Kenneth puts 700 000 at risk

Flooding now biggest concern

29 April 2019 | Africa

Flooding began on Sunday in parts of northern Mozambique that were hit by Cyclone Kenneth three days ago. The government has urged many people to immediately seek higher ground, with hundreds of thousands of people at risk.

Authorities have said at least five people died after the storm arrived Thursday evening with the force of a Category 4 hurricane, stunning residents of a region where a cyclone had not been recorded in the modern era. Kenneth came just six weeks after Cyclone Idai ripped into central Mozambique and killed more than 600 people.

The remnants of Kenneth could dump twice as much rain as Idai did, the UN World Food Programme has said. It was the flooding after Idai that caused most of the deaths.

Heavy rain was falling in the main city of Pemba, which had lost power.
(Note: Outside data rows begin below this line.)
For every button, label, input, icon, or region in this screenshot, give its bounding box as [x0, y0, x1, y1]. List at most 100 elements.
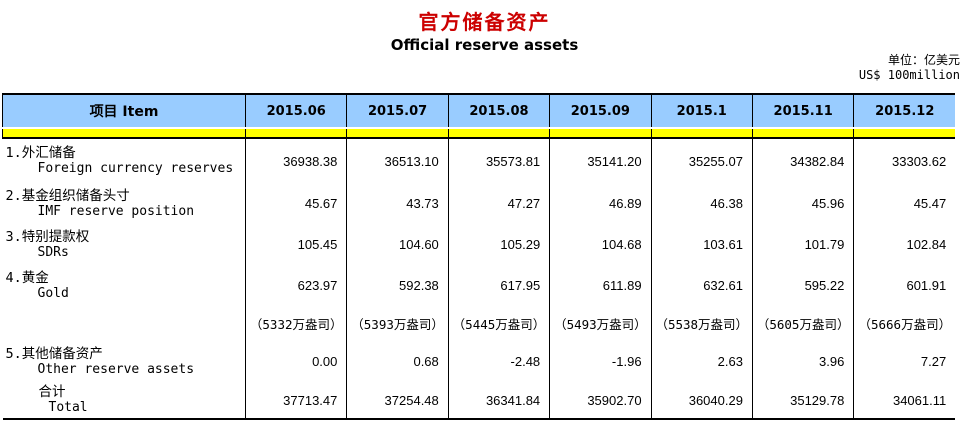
value-cell: -2.48 [447, 341, 550, 382]
item-row: 4.黄金 Gold 623.97 592.38 617.95 611.89 632.61 59… [3, 265, 956, 306]
highlight-band-cell [346, 127, 449, 139]
value-cell: 104.60 [346, 224, 449, 265]
row-label-zh: 5.其他储备资产 [5, 345, 103, 362]
value-cell: 592.38 [346, 265, 449, 306]
gold-ounces-row: （5332万盎司） （5393万盎司） （5445万盎司） （5493万盎司） （553… [3, 306, 956, 341]
column-header: 2015.11 [751, 93, 854, 128]
row-label-zh: 1.外汇储备 [5, 145, 76, 161]
value-cell: 36938.38 [244, 138, 347, 183]
reserve-assets-table: 项目 Item 2015.06 2015.07 2015.08 2015.09 2015… [2, 93, 956, 420]
value-cell: 3.96 [751, 341, 854, 382]
highlight-band-cell [853, 127, 956, 139]
unit-note-zh: 单位：亿美元 [887, 53, 960, 67]
value-cell: 46.38 [650, 183, 753, 224]
value-cell: 632.61 [650, 265, 753, 306]
highlight-band-cell [2, 127, 246, 139]
value-cell: 34061.11 [853, 382, 956, 419]
row-label: 3.特别提款权 SDRs [3, 224, 246, 265]
value-cell: 35141.20 [549, 138, 652, 183]
value-cell: 35129.78 [751, 382, 854, 419]
value-cell: 34382.84 [751, 138, 854, 183]
value-cell: 35573.81 [447, 138, 550, 183]
row-label-zh: 2.基金组织储备头寸 [5, 187, 130, 204]
value-cell: 36341.84 [447, 382, 550, 419]
value-cell: 105.29 [447, 224, 550, 265]
highlight-band-cell [244, 127, 347, 139]
value-cell: 37254.48 [346, 382, 449, 419]
value-cell: 45.67 [244, 183, 347, 224]
value-cell: 35902.70 [549, 382, 652, 419]
highlight-band-cell [549, 127, 652, 139]
value-cell: 36040.29 [650, 382, 753, 419]
column-header: 2015.12 [853, 93, 956, 128]
gold-ounces-cell: （5332万盎司） [244, 306, 347, 341]
row-label-en: Total [48, 400, 88, 415]
value-cell: 105.45 [244, 224, 347, 265]
row-label [3, 306, 246, 341]
item-row: 1.外汇储备 Foreign currency reserves 36938.38 3… [3, 138, 956, 183]
table-header-row: 项目 Item 2015.06 2015.07 2015.08 2015.09 2015… [2, 93, 956, 128]
page-title-en: Official reserve assets [390, 36, 579, 54]
column-header: 2015.09 [549, 93, 652, 128]
gold-ounces-cell: （5393万盎司） [346, 306, 449, 341]
value-cell: 103.61 [650, 224, 753, 265]
page-title-zh: 官方储备资产 [418, 10, 551, 34]
row-label-en: Other reserve assets [37, 361, 195, 377]
row-label-en: Foreign currency reserves [37, 161, 234, 176]
highlight-band-cell [650, 127, 753, 139]
column-header: 2015.06 [244, 93, 347, 128]
highlight-band-row [2, 127, 956, 139]
unit-note-en: US$ 100million [858, 68, 960, 82]
row-label: 4.黄金 Gold [3, 265, 246, 306]
column-header: 2015.1 [650, 93, 753, 128]
row-label-en: IMF reserve position [37, 203, 195, 219]
value-cell: 601.91 [853, 265, 956, 306]
value-cell: 45.47 [853, 183, 956, 224]
gold-ounces-cell: （5666万盎司） [853, 306, 956, 341]
row-label-en: Gold [37, 285, 69, 301]
row-label-zh: 合计 [38, 384, 66, 400]
value-cell: 104.68 [549, 224, 652, 265]
row-label: 合计 Total [3, 382, 246, 419]
gold-ounces-cell: （5445万盎司） [447, 306, 550, 341]
value-cell: 43.73 [346, 183, 449, 224]
row-label-zh: 3.特别提款权 [5, 228, 90, 245]
value-cell: 37713.47 [244, 382, 347, 419]
value-cell: 35255.07 [650, 138, 753, 183]
value-cell: 595.22 [751, 265, 854, 306]
table-body: 1.外汇储备 Foreign currency reserves 36938.38 3… [3, 138, 956, 419]
value-cell: 0.68 [346, 341, 449, 382]
row-label: 5.其他储备资产 Other reserve assets [3, 341, 246, 382]
row-label-en: SDRs [37, 244, 69, 260]
row-label-zh: 4.黄金 [5, 269, 49, 286]
column-header: 2015.08 [447, 93, 550, 128]
item-row: 2.基金组织储备头寸 IMF reserve position 45.67 43.73… [3, 183, 956, 224]
value-cell: 33303.62 [853, 138, 956, 183]
value-cell: 47.27 [447, 183, 550, 224]
value-cell: 45.96 [751, 183, 854, 224]
gold-ounces-cell: （5605万盎司） [751, 306, 854, 341]
item-row: 3.特别提款权 SDRs 105.45 104.60 105.29 104.68 103.6… [3, 224, 956, 265]
value-cell: 101.79 [751, 224, 854, 265]
gold-ounces-cell: （5538万盎司） [650, 306, 753, 341]
value-cell: 36513.10 [346, 138, 449, 183]
value-cell: 2.63 [650, 341, 753, 382]
gold-ounces-cell: （5493万盎司） [549, 306, 652, 341]
column-header-item: 项目 Item [2, 93, 246, 128]
value-cell: 7.27 [853, 341, 956, 382]
highlight-band-cell [447, 127, 550, 139]
value-cell: 611.89 [549, 265, 652, 306]
value-cell: -1.96 [549, 341, 652, 382]
value-cell: 0.00 [244, 341, 347, 382]
highlight-band-cell [751, 127, 854, 139]
total-row: 合计 Total 37713.47 37254.48 36341.84 35902.70 3… [3, 382, 956, 419]
row-label: 2.基金组织储备头寸 IMF reserve position [3, 183, 246, 224]
value-cell: 617.95 [447, 265, 550, 306]
value-cell: 623.97 [244, 265, 347, 306]
row-label: 1.外汇储备 Foreign currency reserves [3, 138, 246, 183]
item-row: 5.其他储备资产 Other reserve assets 0.00 0.68 -2.4… [3, 341, 956, 382]
value-cell: 46.89 [549, 183, 652, 224]
unit-note: 单位：亿美元 US$ 100million [859, 53, 960, 83]
value-cell: 102.84 [853, 224, 956, 265]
As much as 250 millimetres of torrential rain, or about a quarter of the average annual rainfall for the region, is forecast over the next few days.

Nearly 700 000 people could be at risk in the largely rural region, many left exposed and hungry as waters rise. Some rivers in the region have burst their banks in the past, notably in 2000.

With streets nearly deserted in Pemba, a few braved the pouring rain. One woman held a plastic dish over her head, negotiating a flooded street.

“I have never seen such rains in my life, this doesn't happen in Pemba. The storms we sometimes have, but such rains, never,” said a 35-year old resident, Michael Fernando.

Aerial photos taken on Saturday showed several coastal communities flattened by the storm in Mozambique's northernmost Cabo Delgado province. “Not a single house is standing anymore,” Saviano Abreu, a spokesman with the UN humanitarian agency, told reporters after the aerial assessment.

With many houses built of mud, wooden poles and metal roofs destroyed, families have begun wading through rising waters to what they hope are safer areas or huddling under impromptu shelters.

This was the first time in recorded history that the southern African nation has been hit by two cyclones in one season, again raising concerns about climate change.

The International Federation of Red Cross and Red Crescent Societies has reported heavy damage to Cabo Delgado province, with the communities of Macomia, Quissanga and Mocimboa da Praia of highest concern.

About 3 500 homes in parts of Cabo Delgado were partially or fully destroyed by the cyclone, with electricity cut, some roads blocked and at least one key bridge collapsed. Some schools and health centres were damaged.